The group has organized flights, totaling more than 5,000 passengers, from Toronto, New York, Miami, Chicago and Los Angeles. The response from Los Angeles has been “excellent,” even though this city “has been a somewhat difficult community to break into,” the spokesman said.

Advertisement

Kesher officials said they have booked space on flights from Toronto, Montreal, New York, Boston, Chicago, Miami and San Francisco in addition to Los Angeles. Kesher co-founder Udi Behr, a jewelry designer in New York, said the group expects to meet its goal of sending 3,000 to 5,000 voters to Israel from North America.

Both organizations also are appealing to smaller numbers of voters in some European cities.

Behr said Kesher was founded less than a year ago to give voice to Israelis not affiliated with conservative or religious factions.

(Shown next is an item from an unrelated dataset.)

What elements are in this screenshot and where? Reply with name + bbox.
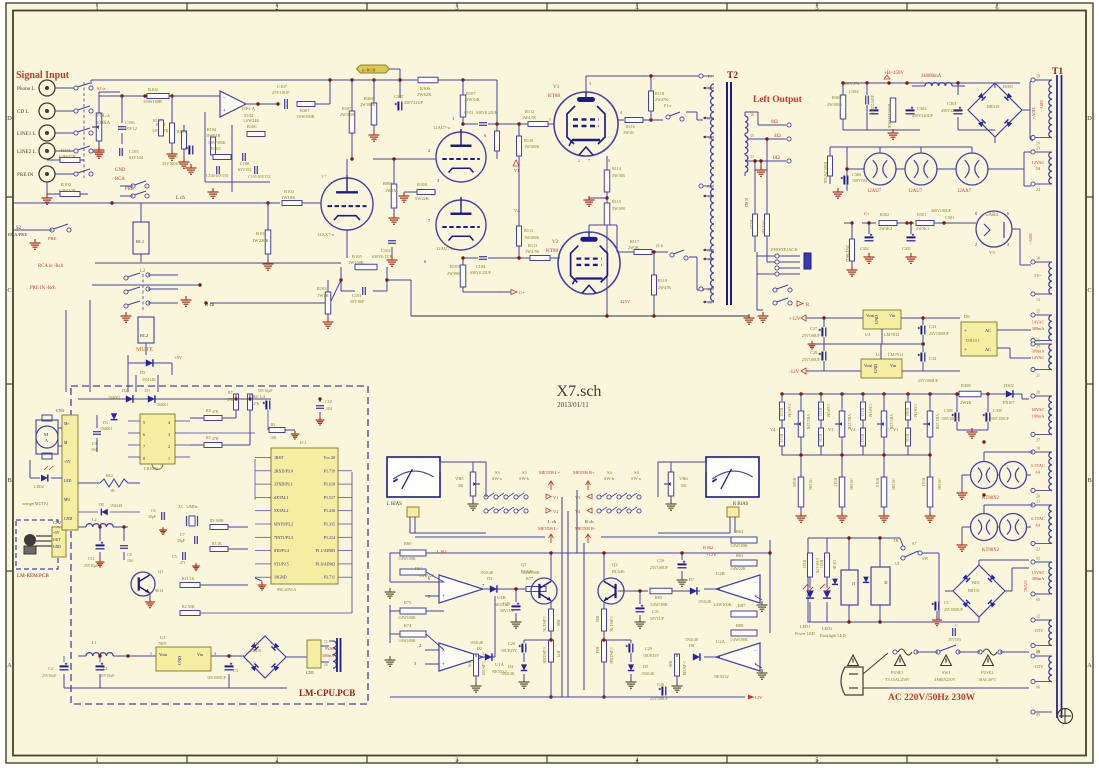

“I thought of the many lobbies in Israel, there was nobody who represented just regular Israelis,” Behr said.

He added that the upcoming elections gave impetus to the new group, which he said will continue to be active after the ballots are cast. He said Kesher appeals to many younger, well-educated, nonreligious Israelis who have served in the army or demonstrated their commitment to Israel in other ways and who want a say in its future.

The group has met its strongest welcome on the East Coast and in the San Francisco Bay Area, particularly in the high-tech Silicon Valley, he said. The response in Los Angeles is “not major,” he acknowledged. He estimated that the group will attract 200 to 600 passengers from the Southland with its discount election fares for the June 1 runoff. (Estimates put the Los Angeles Israeli community at upward of 50,000.)

Advertisement

Tom Tugend, a Los Angeles-based journalist who writes for several Jewish publications and recently did a story for the Jewish Journal about the fly-in campaigns, said there “doesn’t seem to be a lot of activity” on either side among Los Angeles Israelis regarding plans to vote.

“I’m not sure why, other than some somewhat vague notions I’ve heard that Los Angeles is a little more laid back and a little less politically involved than places like the Silicon Valley,” he said.